A romantic or humorous natural language description of an image can greatly enrich the expressibility of the caption and make it more attractive. An attractive image caption will add more visual interest to images and can even become a distinguishing trademark of the captioning system. This is particularly valuable for certain applications; e.g., increasing user engagement in chatting bots or enlightening users in photo captioning for social media.

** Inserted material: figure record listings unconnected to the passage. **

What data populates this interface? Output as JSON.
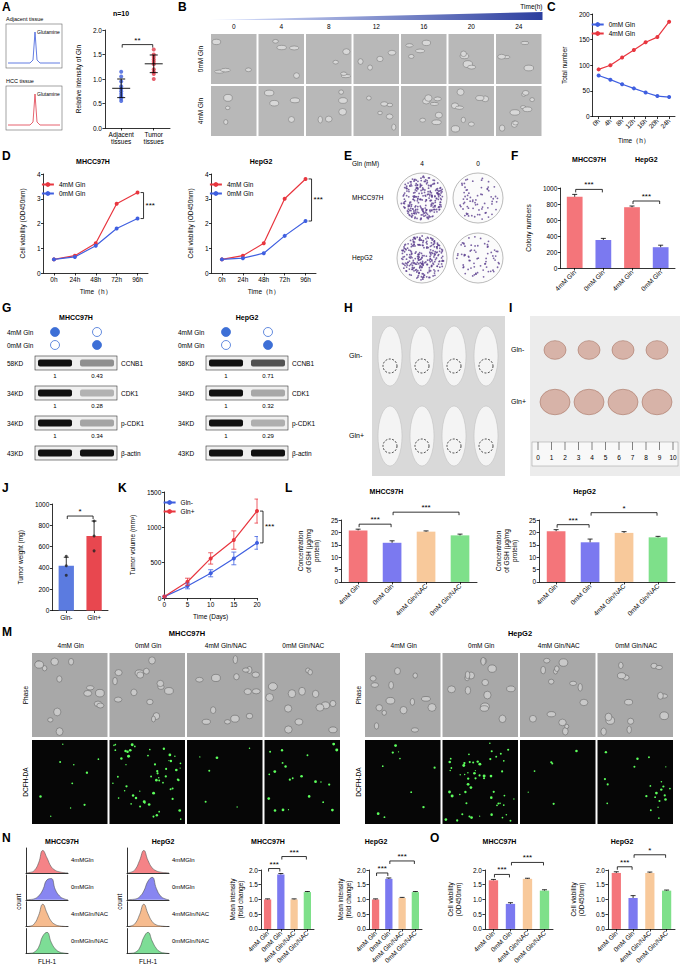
{
  "chart_data": [
    {
      "panel": "A",
      "type": "scatter",
      "title": "n=10",
      "categories": [
        "Adjacent tissues",
        "Tumor tissues"
      ],
      "values": [
        [
          0.55,
          0.6,
          0.65,
          0.7,
          0.75,
          0.8,
          0.85,
          0.95,
          1.05,
          1.15
        ],
        [
          1.0,
          1.1,
          1.15,
          1.2,
          1.3,
          1.35,
          1.4,
          1.45,
          1.5,
          1.6
        ]
      ],
      "means": [
        0.81,
        1.31
      ],
      "errors": [
        0.19,
        0.18
      ],
      "colors": [
        "#3b5bdb",
        "#e03b4a"
      ],
      "marker": "circle",
      "ylabel": "Relative intensity of Gln",
      "ylim": [
        0,
        2
      ],
      "yticks": [
        {
          "value": 0,
          "label": "0.0"
        },
        {
          "value": 0.5,
          "label": "0.5"
        },
        {
          "value": 1,
          "label": "1.0"
        },
        {
          "value": 1.5,
          "label": "1.5"
        },
        {
          "value": 2,
          "label": "2.0"
        }
      ],
      "annotations": [
        {
          "text": "**",
          "between": [
            0,
            1
          ]
        }
      ]
    },
    {
      "panel": "C",
      "type": "line",
      "categories": [
        "0h",
        "4h",
        "8h",
        "12h",
        "16h",
        "20h",
        "24h"
      ],
      "xlabel": "Time（h）",
      "ylabel": "Total number",
      "series": [
        {
          "name": "0mM Gln",
          "color": "#3f5fe0",
          "values": [
            80,
            72,
            63,
            55,
            47,
            40,
            38
          ]
        },
        {
          "name": "4mM Gln",
          "color": "#e8363f",
          "values": [
            92,
            100,
            115,
            130,
            145,
            155,
            185
          ]
        }
      ],
      "ylim": [
        0,
        200
      ],
      "yticks": [
        0,
        50,
        100,
        150,
        200
      ],
      "legend": "top-left",
      "marker": "circle"
    },
    {
      "panel": "D",
      "type": "line",
      "title": "MHCC97H",
      "categories": [
        "0h",
        "24h",
        "48h",
        "72h",
        "96h"
      ],
      "xlabel": "Time（h）",
      "ylabel": "Cell viability (OD450nm)",
      "series": [
        {
          "name": "4mM Gln",
          "color": "#e8363f",
          "values": [
            0.55,
            0.7,
            1.2,
            2.8,
            3.25
          ]
        },
        {
          "name": "0mM Gln",
          "color": "#3f5fe0",
          "values": [
            0.55,
            0.65,
            1.1,
            1.8,
            2.2
          ]
        }
      ],
      "ylim": [
        0,
        4
      ],
      "yticks": [
        0,
        1,
        2,
        3,
        4
      ],
      "legend": "top-left",
      "marker": "circle",
      "annotations": [
        {
          "text": "***"
        }
      ]
    },
    {
      "panel": "D",
      "type": "line",
      "title": "HepG2",
      "categories": [
        "0h",
        "24h",
        "48h",
        "72h",
        "96h"
      ],
      "xlabel": "Time（h）",
      "ylabel": "Cell viability (OD450nm)",
      "series": [
        {
          "name": "4mM Gln",
          "color": "#e8363f",
          "values": [
            0.55,
            0.7,
            1.2,
            3.0,
            3.8
          ]
        },
        {
          "name": "0mM Gln",
          "color": "#3f5fe0",
          "values": [
            0.55,
            0.6,
            0.8,
            1.5,
            2.1
          ]
        }
      ],
      "ylim": [
        0,
        4
      ],
      "yticks": [
        0,
        1,
        2,
        3,
        4
      ],
      "legend": "top-left",
      "marker": "circle",
      "annotations": [
        {
          "text": "***"
        }
      ]
    },
    {
      "panel": "F",
      "type": "bar",
      "categories": [
        "4mM Gln",
        "0mM Gln",
        "4mM Gln",
        "0mM Gln"
      ],
      "groups": [
        {
          "label": "MHCC97H",
          "categories": [
            0,
            1
          ]
        },
        {
          "label": "HepG2",
          "categories": [
            2,
            3
          ]
        }
      ],
      "values": [
        890,
        350,
        760,
        260
      ],
      "errors": [
        30,
        20,
        15,
        25
      ],
      "colors": [
        "#f4757a",
        "#7b79f0",
        "#f4757a",
        "#7b79f0"
      ],
      "ylabel": "Colony numbers",
      "ylim": [
        0,
        1000
      ],
      "yticks": [
        0,
        200,
        400,
        600,
        800,
        1000
      ],
      "annotations": [
        {
          "text": "***",
          "between": [
            0,
            1
          ]
        },
        {
          "text": "***",
          "between": [
            2,
            3
          ]
        }
      ]
    },
    {
      "panel": "J",
      "type": "bar",
      "categories": [
        "Gln-",
        "Gln+"
      ],
      "values": [
        420,
        700
      ],
      "errors": [
        80,
        140
      ],
      "points": [
        [
          330,
          420,
          510
        ],
        [
          560,
          700,
          840
        ]
      ],
      "colors": [
        "#5b7be0",
        "#e8474f"
      ],
      "ylabel": "Tumor weight (mg)",
      "ylim": [
        0,
        1000
      ],
      "yticks": [
        0,
        200,
        400,
        600,
        800,
        1000
      ],
      "annotations": [
        {
          "text": "*",
          "between": [
            0,
            1
          ]
        }
      ]
    },
    {
      "panel": "K",
      "type": "line",
      "x": [
        0,
        5,
        10,
        15,
        20
      ],
      "xlabel": "Time (Days)",
      "ylabel": "Tumor volume (mm³)",
      "series": [
        {
          "name": "Gln-",
          "color": "#3f5fe0",
          "values": [
            20,
            170,
            350,
            560,
            780
          ],
          "errors": [
            5,
            40,
            50,
            90,
            90
          ]
        },
        {
          "name": "Gln+",
          "color": "#e8363f",
          "values": [
            20,
            230,
            560,
            820,
            1230
          ],
          "errors": [
            5,
            50,
            80,
            130,
            170
          ]
        }
      ],
      "xlim": [
        0,
        20
      ],
      "xticks": [
        0,
        5,
        10,
        15,
        20
      ],
      "ylim": [
        0,
        1500
      ],
      "yticks": [
        0,
        500,
        1000,
        1500
      ],
      "legend": "top-left",
      "marker": "circle",
      "annotations": [
        {
          "text": "***"
        }
      ]
    },
    {
      "panel": "L",
      "type": "bar",
      "title": "MHCC97H",
      "categories": [
        "4mM Gln",
        "0mM Gln",
        "4mM Gln/NAC",
        "0mM Gln/NAC"
      ],
      "values": [
        20.8,
        15.8,
        20.3,
        18.8
      ],
      "errors": [
        0.5,
        0.8,
        0.3,
        0.5
      ],
      "colors": [
        "#f4757a",
        "#7b79f0",
        "#f8c99b",
        "#7ee08a"
      ],
      "ylabel": "Concentration of GSH (μg/mg protein)",
      "ylim": [
        0,
        25
      ],
      "yticks": [
        0,
        5,
        10,
        15,
        20,
        25
      ],
      "annotations": [
        {
          "text": "***",
          "between": [
            0,
            1
          ]
        },
        {
          "text": "***",
          "between": [
            1,
            3
          ]
        }
      ]
    },
    {
      "panel": "L",
      "type": "bar",
      "title": "HepG2",
      "categories": [
        "4mM Gln",
        "0mM Gln",
        "4mM Gln/NAC",
        "0mM Gln/NAC"
      ],
      "values": [
        20.5,
        16.0,
        19.8,
        18.0
      ],
      "errors": [
        0.6,
        1.3,
        0.5,
        0.4
      ],
      "colors": [
        "#f4757a",
        "#7b79f0",
        "#f8c99b",
        "#7ee08a"
      ],
      "ylabel": "Concentration of GSH (μg/mg protein)",
      "ylim": [
        0,
        25
      ],
      "yticks": [
        0,
        5,
        10,
        15,
        20,
        25
      ],
      "annotations": [
        {
          "text": "***",
          "between": [
            0,
            1
          ]
        },
        {
          "text": "*",
          "between": [
            1,
            3
          ]
        }
      ]
    },
    {
      "panel": "N",
      "type": "area",
      "title": "MHCC97H",
      "xlabel": "FLH-1",
      "ylabel": "count",
      "x": [
        0,
        1,
        2,
        3,
        4,
        5,
        6,
        7,
        8,
        9,
        10
      ],
      "series": [
        {
          "name": "4mMGln",
          "color": "#f4757a",
          "values": [
            0,
            0.2,
            1,
            4,
            9,
            6,
            2.5,
            1,
            0.4,
            0.1,
            0
          ]
        },
        {
          "name": "0mMGln",
          "color": "#7b79f0",
          "values": [
            0,
            0.1,
            0.4,
            1.5,
            4,
            8,
            8.5,
            4,
            1.5,
            0.4,
            0
          ]
        },
        {
          "name": "4mMGln/NAC",
          "color": "#f5b482",
          "values": [
            0,
            0.2,
            1.2,
            4.5,
            9,
            5.5,
            2.2,
            0.8,
            0.3,
            0.1,
            0
          ]
        },
        {
          "name": "0mMGln/NAC",
          "color": "#6fd98b",
          "values": [
            0,
            0.1,
            0.6,
            2.5,
            7,
            8.5,
            4.5,
            1.8,
            0.6,
            0.2,
            0
          ]
        }
      ],
      "xlim": [
        0,
        10
      ],
      "ylim": [
        0,
        10
      ],
      "tick_labels": false
    },
    {
      "panel": "N",
      "type": "area",
      "title": "HepG2",
      "xlabel": "FLH-1",
      "ylabel": "count",
      "x": [
        0,
        1,
        2,
        3,
        4,
        5,
        6,
        7,
        8,
        9,
        10
      ],
      "series": [
        {
          "name": "4mMGln",
          "color": "#f4757a",
          "values": [
            0,
            0.3,
            1.5,
            5,
            9,
            5,
            2,
            0.8,
            0.3,
            0.1,
            0
          ]
        },
        {
          "name": "0mMGln",
          "color": "#7b79f0",
          "values": [
            0,
            0.1,
            0.3,
            1.2,
            3.5,
            7.5,
            9,
            4.5,
            1.5,
            0.4,
            0
          ]
        },
        {
          "name": "4mMGln/NAC",
          "color": "#f5b482",
          "values": [
            0,
            0.3,
            1.4,
            4.8,
            9,
            5.2,
            2,
            0.7,
            0.3,
            0.1,
            0
          ]
        },
        {
          "name": "0mMGln/NAC",
          "color": "#6fd98b",
          "values": [
            0,
            0.1,
            0.5,
            2.2,
            6.5,
            8.5,
            5,
            2,
            0.6,
            0.2,
            0
          ]
        }
      ],
      "xlim": [
        0,
        10
      ],
      "ylim": [
        0,
        10
      ],
      "tick_labels": false
    },
    {
      "panel": "N",
      "type": "bar",
      "title": "MHCC97H",
      "categories": [
        "4mM Gln",
        "0mM Gln",
        "4mM Gln/NAC",
        "0mM Gln/NAC"
      ],
      "values": [
        1.0,
        1.85,
        1.0,
        1.25
      ],
      "errors": [
        0.02,
        0.03,
        0.02,
        0.02
      ],
      "colors": [
        "#f4757a",
        "#7b79f0",
        "#f8c99b",
        "#7ee08a"
      ],
      "ylabel": "Mean intensity (fold change)",
      "ylim": [
        0,
        2
      ],
      "yticks": [
        {
          "value": 0,
          "label": "0.0"
        },
        {
          "value": 0.5,
          "label": "0.5"
        },
        {
          "value": 1,
          "label": "1.0"
        },
        {
          "value": 1.5,
          "label": "1.5"
        },
        {
          "value": 2,
          "label": "2.0"
        }
      ],
      "annotations": [
        {
          "text": "***",
          "between": [
            0,
            1
          ]
        },
        {
          "text": "***",
          "between": [
            1,
            3
          ]
        }
      ]
    },
    {
      "panel": "N",
      "type": "bar",
      "title": "HepG2",
      "categories": [
        "4mM Gln",
        "0mM Gln",
        "4mM Gln/NAC",
        "0mM Gln/NAC"
      ],
      "values": [
        1.0,
        1.7,
        1.05,
        1.25
      ],
      "errors": [
        0.02,
        0.03,
        0.02,
        0.02
      ],
      "colors": [
        "#f4757a",
        "#7b79f0",
        "#f8c99b",
        "#7ee08a"
      ],
      "ylabel": "Mean intensity (fold change)",
      "ylim": [
        0,
        2
      ],
      "yticks": [
        {
          "value": 0,
          "label": "0.0"
        },
        {
          "value": 0.5,
          "label": "0.5"
        },
        {
          "value": 1,
          "label": "1.0"
        },
        {
          "value": 1.5,
          "label": "1.5"
        },
        {
          "value": 2,
          "label": "2.0"
        }
      ],
      "annotations": [
        {
          "text": "***",
          "between": [
            0,
            1
          ]
        },
        {
          "text": "***",
          "between": [
            1,
            3
          ]
        }
      ]
    },
    {
      "panel": "O",
      "type": "bar",
      "title": "MHCC97H",
      "categories": [
        "4mM Gln",
        "0mM Gln",
        "4mM Gln/NAC",
        "0mM Gln/NAC"
      ],
      "values": [
        1.65,
        0.85,
        1.7,
        1.3
      ],
      "errors": [
        0.03,
        0.04,
        0.02,
        0.03
      ],
      "colors": [
        "#f4757a",
        "#7b79f0",
        "#f8c99b",
        "#7ee08a"
      ],
      "ylabel": "Cell viability (OD450nm)",
      "ylim": [
        0,
        2
      ],
      "yticks": [
        {
          "value": 0,
          "label": "0.0"
        },
        {
          "value": 0.5,
          "label": "0.5"
        },
        {
          "value": 1,
          "label": "1.0"
        },
        {
          "value": 1.5,
          "label": "1.5"
        },
        {
          "value": 2,
          "label": "2.0"
        }
      ],
      "annotations": [
        {
          "text": "***",
          "between": [
            0,
            1
          ]
        },
        {
          "text": "***",
          "between": [
            1,
            3
          ]
        }
      ]
    },
    {
      "panel": "O",
      "type": "bar",
      "title": "HepG2",
      "categories": [
        "4mM Gln",
        "0mM Gln",
        "4mM Gln/NAC",
        "0mM Gln/NAC"
      ],
      "values": [
        1.9,
        1.05,
        1.9,
        1.3
      ],
      "errors": [
        0.04,
        0.08,
        0.03,
        0.02
      ],
      "colors": [
        "#f4757a",
        "#7b79f0",
        "#f8c99b",
        "#7ee08a"
      ],
      "ylabel": "Cell viability (OD450nm)",
      "ylim": [
        0,
        2
      ],
      "yticks": [
        {
          "value": 0,
          "label": "0.0"
        },
        {
          "value": 0.5,
          "label": "0.5"
        },
        {
          "value": 1,
          "label": "1.0"
        },
        {
          "value": 1.5,
          "label": "1.5"
        },
        {
          "value": 2,
          "label": "2.0"
        }
      ],
      "annotations": [
        {
          "text": "***",
          "between": [
            0,
            1
          ]
        },
        {
          "text": "*",
          "between": [
            1,
            3
          ]
        }
      ]
    }
  ],
  "figure": {
    "A": {
      "traces": [
        {
          "label": "Adjacent tissue",
          "peak": "Glutamine"
        },
        {
          "label": "HCC tissue",
          "peak": "Glutamine"
        }
      ]
    },
    "B": {
      "axis_label": "Time(h)",
      "times": [
        "0",
        "4",
        "8",
        "12",
        "16",
        "20",
        "24"
      ],
      "rows": [
        "0mM Gln",
        "4mM Gln"
      ]
    },
    "E": {
      "header": "Gln (mM)",
      "columns": [
        "4",
        "0"
      ],
      "rows": [
        "MHCC97H",
        "HepG2"
      ]
    },
    "G": {
      "blots": [
        {
          "title": "MHCC97H",
          "conditions": [
            "4mM Gln",
            "0mM Gln"
          ],
          "bands": [
            {
              "size": "58KD",
              "name": "CCNB1",
              "quant": [
                1,
                0.43
              ]
            },
            {
              "size": "34KD",
              "name": "CDK1",
              "quant": [
                1,
                0.28
              ]
            },
            {
              "size": "34KD",
              "name": "p-CDK1",
              "quant": [
                1,
                0.34
              ]
            },
            {
              "size": "43KD",
              "name": "β-actin"
            }
          ]
        },
        {
          "title": "HepG2",
          "conditions": [
            "4mM Gln",
            "0mM Gln"
          ],
          "bands": [
            {
              "size": "58KD",
              "name": "CCNB1",
              "quant": [
                1,
                0.71
              ]
            },
            {
              "size": "34KD",
              "name": "CDK1",
              "quant": [
                1,
                0.32
              ]
            },
            {
              "size": "34KD",
              "name": "p-CDK1",
              "quant": [
                1,
                0.29
              ]
            },
            {
              "size": "43KD",
              "name": "β-actin"
            }
          ]
        }
      ]
    },
    "H": {
      "rows": [
        "Gln-",
        "Gln+"
      ]
    },
    "I": {
      "rows": [
        "Gln-",
        "Gln+"
      ],
      "ruler": [
        "0",
        "1",
        "2",
        "3",
        "4",
        "5",
        "6",
        "7",
        "8",
        "9",
        "10"
      ]
    },
    "M": {
      "groups": [
        "MHCC97H",
        "HepG2"
      ],
      "columns": [
        "4mM Gln",
        "0mM Gln",
        "4mM Gln/NAC",
        "0mM Gln/NAC"
      ],
      "rows": [
        "Phase",
        "DCFH-DA"
      ]
    }
  }
}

Gan et al. (2017a) proposed the StyleNet, which is able to produce attractive visual captions with styles only using monolingual stylized language corpus (i.e., without paired images) and standard factual image/video–caption pairs. StyleNet is built upon the recently developed methods that combine convolutional neural networks (CNNs) with recurrent neural networks (RNNs) for image captioning. The work is also motivated by the spirit of multitask sequence-to-sequence training Luong et al. (2015). Particularly, it introduces a novel factored LSTM model that can be used to disentangle the factual and style factors from the sentences through multitask training. Then at running time, the style factors can be explicitly incorporated to generate different stylized captions for an image.

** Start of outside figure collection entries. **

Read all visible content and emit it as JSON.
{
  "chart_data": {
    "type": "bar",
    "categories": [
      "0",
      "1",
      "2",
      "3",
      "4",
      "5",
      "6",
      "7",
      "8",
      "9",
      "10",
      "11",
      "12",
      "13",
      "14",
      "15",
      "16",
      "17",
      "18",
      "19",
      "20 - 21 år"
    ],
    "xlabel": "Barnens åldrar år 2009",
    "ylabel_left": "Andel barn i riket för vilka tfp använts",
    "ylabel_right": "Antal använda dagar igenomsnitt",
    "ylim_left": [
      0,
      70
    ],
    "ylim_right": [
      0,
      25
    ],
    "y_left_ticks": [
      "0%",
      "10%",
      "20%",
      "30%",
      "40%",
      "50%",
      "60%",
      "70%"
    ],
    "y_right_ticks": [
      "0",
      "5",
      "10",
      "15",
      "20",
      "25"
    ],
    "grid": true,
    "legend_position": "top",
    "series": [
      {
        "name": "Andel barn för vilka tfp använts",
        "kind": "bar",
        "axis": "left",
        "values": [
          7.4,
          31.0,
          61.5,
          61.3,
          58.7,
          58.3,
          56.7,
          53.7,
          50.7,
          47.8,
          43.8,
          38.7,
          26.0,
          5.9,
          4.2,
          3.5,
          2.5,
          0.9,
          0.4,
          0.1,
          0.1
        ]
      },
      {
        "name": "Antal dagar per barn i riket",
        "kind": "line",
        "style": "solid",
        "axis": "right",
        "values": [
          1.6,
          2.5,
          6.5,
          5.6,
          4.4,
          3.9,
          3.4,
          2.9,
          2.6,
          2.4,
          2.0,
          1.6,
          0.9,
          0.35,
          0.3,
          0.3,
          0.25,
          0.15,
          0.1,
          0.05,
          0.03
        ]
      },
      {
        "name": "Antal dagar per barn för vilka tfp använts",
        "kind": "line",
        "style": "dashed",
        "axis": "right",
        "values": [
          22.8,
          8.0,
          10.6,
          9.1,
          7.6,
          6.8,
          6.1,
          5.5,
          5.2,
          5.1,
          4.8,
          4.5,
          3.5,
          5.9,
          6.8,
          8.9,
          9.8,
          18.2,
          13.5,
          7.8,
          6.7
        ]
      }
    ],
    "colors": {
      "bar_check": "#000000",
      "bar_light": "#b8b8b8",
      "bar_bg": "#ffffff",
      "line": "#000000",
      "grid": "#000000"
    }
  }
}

The StyleNet has been evaluated on a newly collected Flickr stylized image caption dataset, with the results demonstrating that the proposed StyleNet significantly outperforms previous state-of-the-art image captioning approaches, measured by a set of automatic metrics and human evaluation. Some typical examples of stylistic caption generation are shown in Fig. 10.14, where it is observed that the caption with the standard factual style only describes the facts in the image in a dull language, while both the romantic and humorous style captions not only describe the content of the image but also express the content in a romantic or humorous way through generating phrases that bear a romantic (e.g., in love, true love, enjoying, dating, win the game, etc.) or humorous (e.g., find gold, ready to fly, catch Pokemon Go, bone, etc.) sense. Further, it has been found that the phrases that the StyleNet generates fit the visual content of the image coherently, making the caption visually relevant and attractive.

Fig. 10.14
figure 14

Six examples of natural language captions generated by the StyleNet from images each with three different styles

10.8 Summary

Natural language generation from images, or image captioning, is an emerging deep learning application that intersects computer vision and natural language processing. It also forms the technical foundation for many practical applications. Thanks to deep learning technologies, we have seen significant progress in this area in recent years. In this chapter, we have reviewed the key developments in image captioning that the community has made and their impact on both research and industry deployment. Two major frameworks developed for image captioning, both based on deep learning, are reviewed in detail. A number of examples of natural language descriptions of images produced by two state-of-the-art captioning systems are provided to illustrate the high quality of the systems’ outputs.

Looking forward, while image captioning is a particular application of NLG in NLP, it is also a subarea in the image-natural language multimodal intelligence field. A number of new problems in this field have been proposed lately, including visual question answering (Fei-Fei and Perona 2016; Young et al. 2014; Agrawal et al. 2015), visual storytelling (Huang et al. 2016), visually grounded dialog (Das et al. 2017), and image synthesis from text description (Zhang et al. 2017). The progress in multimodal intelligence involving natural language is critical for building general artificial intelligence abilities in the future. The review provided in this chapter can hopefully encourage new students and researchers alike to contribute to this exciting area.